Tuesday, August 18, 2020

Fanny Howe, Love and I

A man might not want a child
Because he has his brain to carry around.

The passenger who whispered
Clutched his head like an infant.

I understood him.

He was sick of pontificating over revisions and drafts
Until they ruined the first burst.

This is how he explained it to me.
A solitary wreck winking back tears:

“I was scared, scared of leaving my dreams behind
and no one to interpret them.” (“Turbulence”)

One of the great discoveries of my thirties was the American poet Fanny Howe, and I am very pleased to be able to go through her latest poetry title, Love and I (Minneapolis MI: Graywolf Press, 2019). Howe has always been, in my mind, akin to the late Toronto poet bpNichol, in their shared ability to compose a lyric that extends everything they’ve done prior, but is also part of that same whole: “a poem as long as a life.” Howe’s is a lyric that builds, extends and continues, one step beyond each other step, writing on faith, history, love, Catholicism, hope, philosophy, childhood and all the patterns that might emerge between. “I love so many of them,” she writes, to begin the opening poem, “Allegories,” “But they are only half a decade / Away from being disproved.” A bit further, the poem “Turbulence” opens: “Some who never feel loved keep traveling.”
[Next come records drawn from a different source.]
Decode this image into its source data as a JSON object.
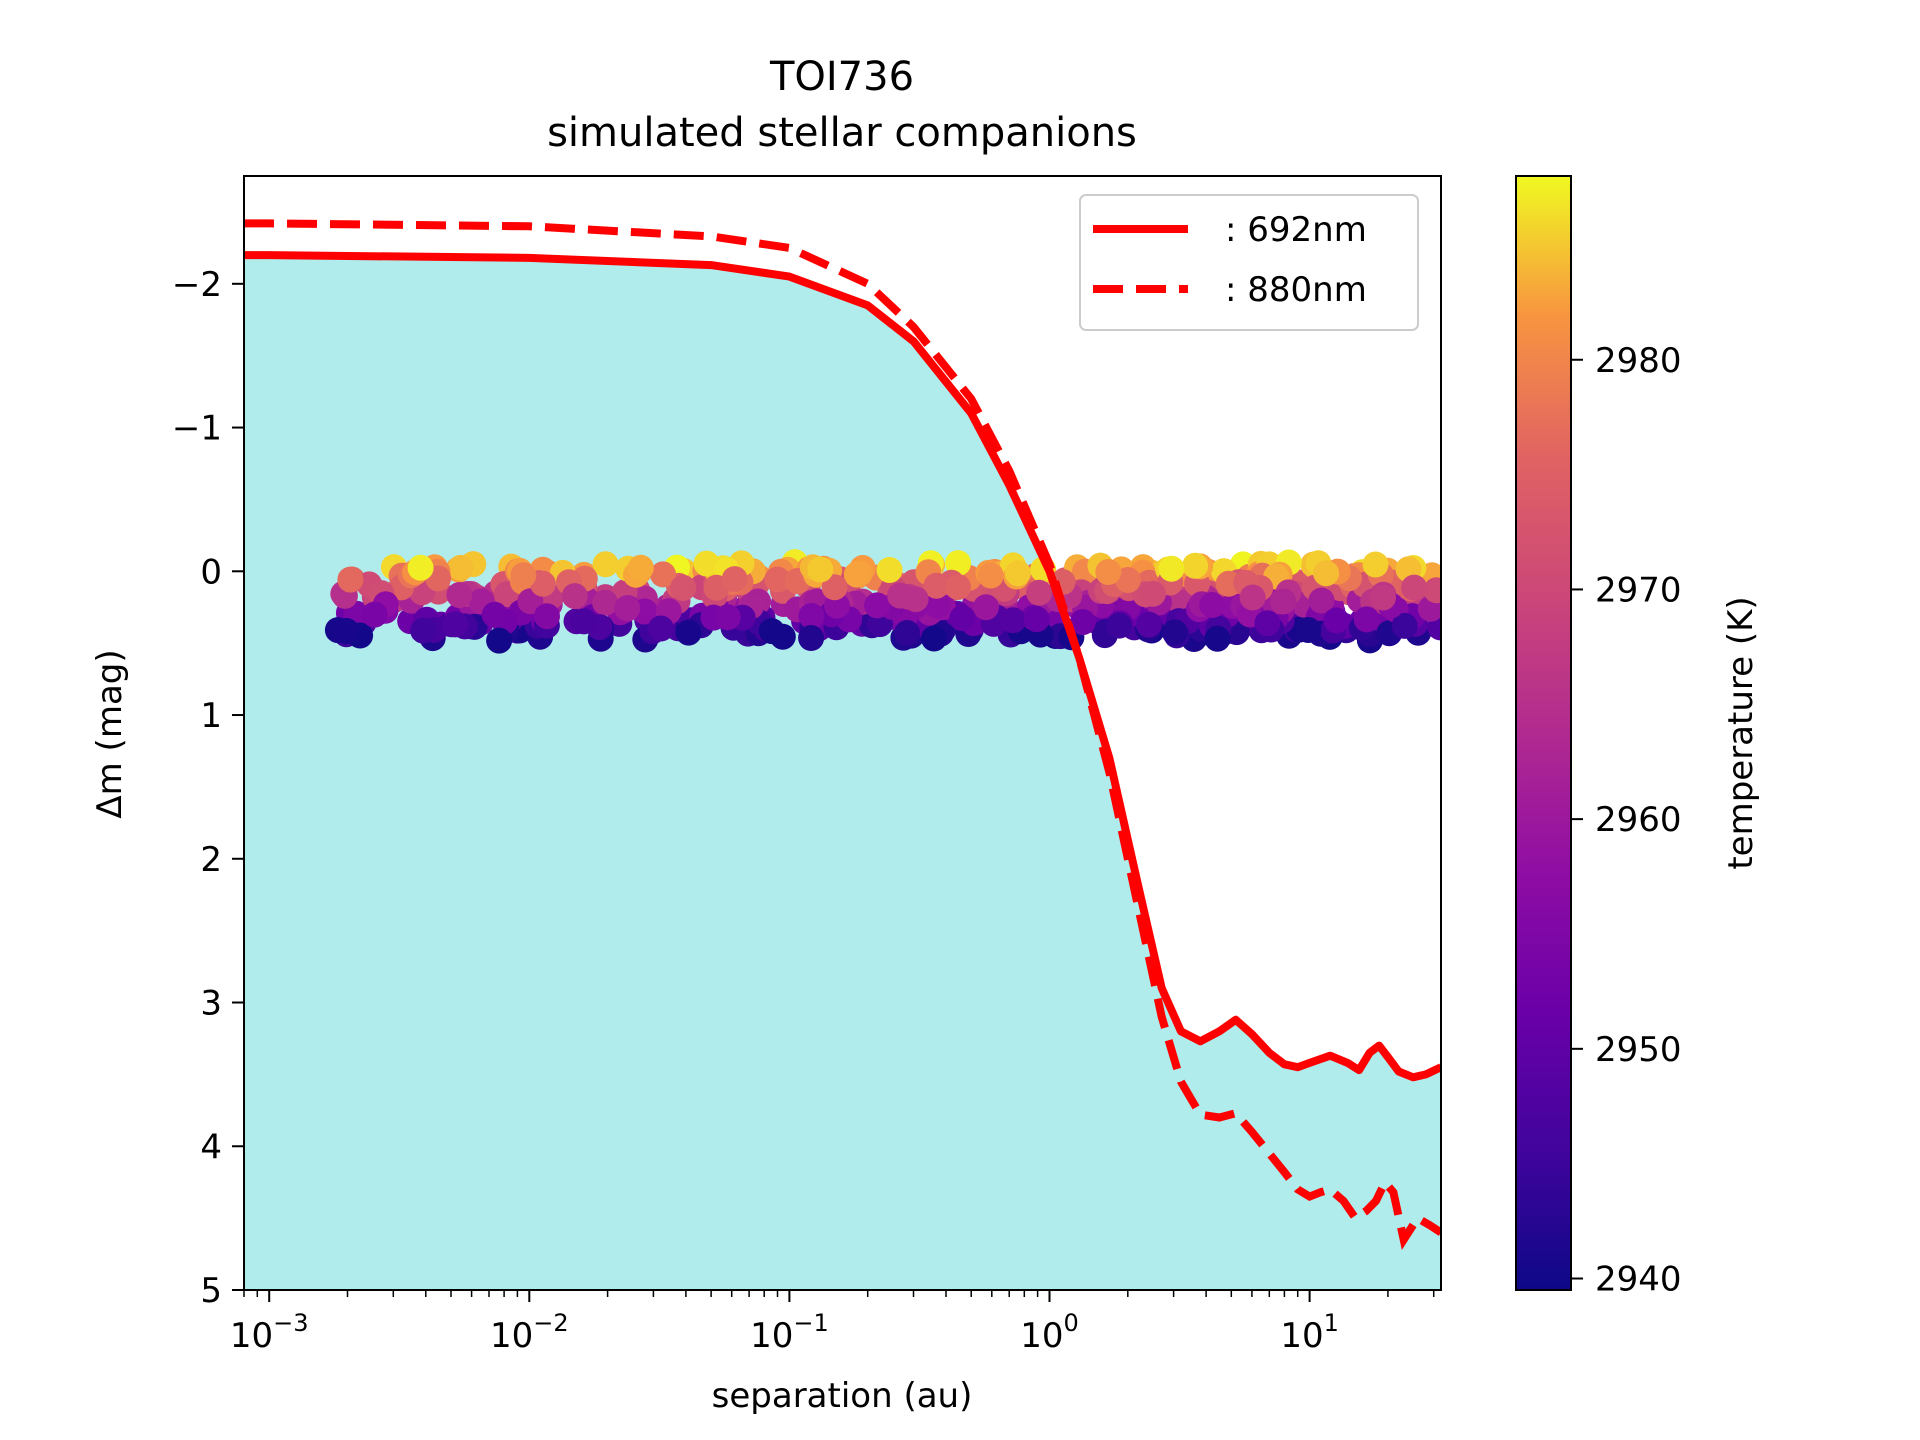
{
  "chart_data": {
    "type": "scatter",
    "title": "TOI736",
    "subtitle": "simulated stellar companions",
    "xlabel": "separation (au)",
    "ylabel": "Δm (mag)",
    "xscale": "log",
    "xlim": [
      0.0008,
      32
    ],
    "ylim": [
      -2.75,
      5
    ],
    "y_inverted": true,
    "x_ticks": [
      {
        "value": 0.001,
        "base": "10",
        "exp": "−3"
      },
      {
        "value": 0.01,
        "base": "10",
        "exp": "−2"
      },
      {
        "value": 0.1,
        "base": "10",
        "exp": "−1"
      },
      {
        "value": 1,
        "base": "10",
        "exp": "0"
      },
      {
        "value": 10,
        "base": "10",
        "exp": "1"
      }
    ],
    "y_ticks": [
      {
        "value": -2,
        "label": "−2"
      },
      {
        "value": -1,
        "label": "−1"
      },
      {
        "value": 0,
        "label": "0"
      },
      {
        "value": 1,
        "label": "1"
      },
      {
        "value": 2,
        "label": "2"
      },
      {
        "value": 3,
        "label": "3"
      },
      {
        "value": 4,
        "label": "4"
      },
      {
        "value": 5,
        "label": "5"
      }
    ],
    "fill_color": "#b0ecec",
    "line_color": "#ff0000",
    "series": [
      {
        "name": "692nm",
        "legend_label": ": 692nm",
        "style": "solid",
        "points": [
          [
            0.0008,
            -2.2
          ],
          [
            0.001,
            -2.2
          ],
          [
            0.01,
            -2.18
          ],
          [
            0.05,
            -2.13
          ],
          [
            0.1,
            -2.05
          ],
          [
            0.2,
            -1.85
          ],
          [
            0.3,
            -1.6
          ],
          [
            0.5,
            -1.1
          ],
          [
            0.7,
            -0.6
          ],
          [
            1.0,
            0.0
          ],
          [
            1.3,
            0.6
          ],
          [
            1.7,
            1.3
          ],
          [
            2.2,
            2.2
          ],
          [
            2.7,
            2.9
          ],
          [
            3.2,
            3.2
          ],
          [
            3.8,
            3.27
          ],
          [
            4.5,
            3.2
          ],
          [
            5.2,
            3.12
          ],
          [
            6.0,
            3.22
          ],
          [
            7.0,
            3.35
          ],
          [
            8.0,
            3.43
          ],
          [
            9.0,
            3.45
          ],
          [
            10.0,
            3.42
          ],
          [
            12.0,
            3.37
          ],
          [
            14.0,
            3.42
          ],
          [
            15.5,
            3.47
          ],
          [
            17.0,
            3.35
          ],
          [
            18.5,
            3.3
          ],
          [
            20.0,
            3.38
          ],
          [
            22.0,
            3.48
          ],
          [
            25.0,
            3.52
          ],
          [
            28.0,
            3.5
          ],
          [
            32.0,
            3.45
          ]
        ]
      },
      {
        "name": "880nm",
        "legend_label": ": 880nm",
        "style": "dashed",
        "points": [
          [
            0.0008,
            -2.42
          ],
          [
            0.001,
            -2.42
          ],
          [
            0.01,
            -2.4
          ],
          [
            0.05,
            -2.33
          ],
          [
            0.1,
            -2.25
          ],
          [
            0.2,
            -2.0
          ],
          [
            0.3,
            -1.7
          ],
          [
            0.5,
            -1.2
          ],
          [
            0.7,
            -0.7
          ],
          [
            1.0,
            -0.05
          ],
          [
            1.3,
            0.6
          ],
          [
            1.7,
            1.4
          ],
          [
            2.2,
            2.35
          ],
          [
            2.7,
            3.1
          ],
          [
            3.2,
            3.55
          ],
          [
            3.8,
            3.78
          ],
          [
            4.5,
            3.8
          ],
          [
            5.2,
            3.77
          ],
          [
            6.0,
            3.9
          ],
          [
            7.0,
            4.05
          ],
          [
            8.0,
            4.18
          ],
          [
            9.0,
            4.3
          ],
          [
            10.0,
            4.35
          ],
          [
            11.0,
            4.32
          ],
          [
            12.0,
            4.3
          ],
          [
            13.5,
            4.38
          ],
          [
            15.0,
            4.5
          ],
          [
            16.5,
            4.45
          ],
          [
            18.0,
            4.38
          ],
          [
            19.5,
            4.25
          ],
          [
            21.0,
            4.32
          ],
          [
            23.0,
            4.65
          ],
          [
            26.0,
            4.5
          ],
          [
            29.0,
            4.55
          ],
          [
            32.0,
            4.6
          ]
        ]
      }
    ],
    "scatter": {
      "colormap": "plasma",
      "x_range": [
        0.0018,
        32
      ],
      "dm_range": [
        -0.05,
        0.45
      ]
    },
    "colorbar": {
      "label": "temperature (K)",
      "range": [
        2939.5,
        2988
      ],
      "ticks": [
        {
          "value": 2940,
          "label": "2940"
        },
        {
          "value": 2950,
          "label": "2950"
        },
        {
          "value": 2960,
          "label": "2960"
        },
        {
          "value": 2970,
          "label": "2970"
        },
        {
          "value": 2980,
          "label": "2980"
        }
      ]
    }
  }
}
Her poems have the appearance of quick sketches of long-considered meditations. I’ve always admired the extensions of her lyrics, furthering one step upon another. Her poems and her poetry collections and her works of prose build, endlessly, and her utilization of the poetic fragment suggest that sections could be moved, re-sorted, and still maintain a particular structure (an unbound sequence of poems by Howe might be intriguing at some point; where the order emerges via the reader, thus potentially shifting the work of the poem as well). 

The Word is like a flood in shape and speed.
You will like the way it rushes east and west at the same time.

Echoes and solidifies and breaks apart.
It streams like a Northern Light. But it’s the Word.

The Word makes no sound.
The Word never made no sound and will not
Ever, out of parched minds and tongues
Break this law.

1 comment:

Unknown said...

I just absolutely love Howe, for faith and lyric both --- wish you'd nab her for a chapbook.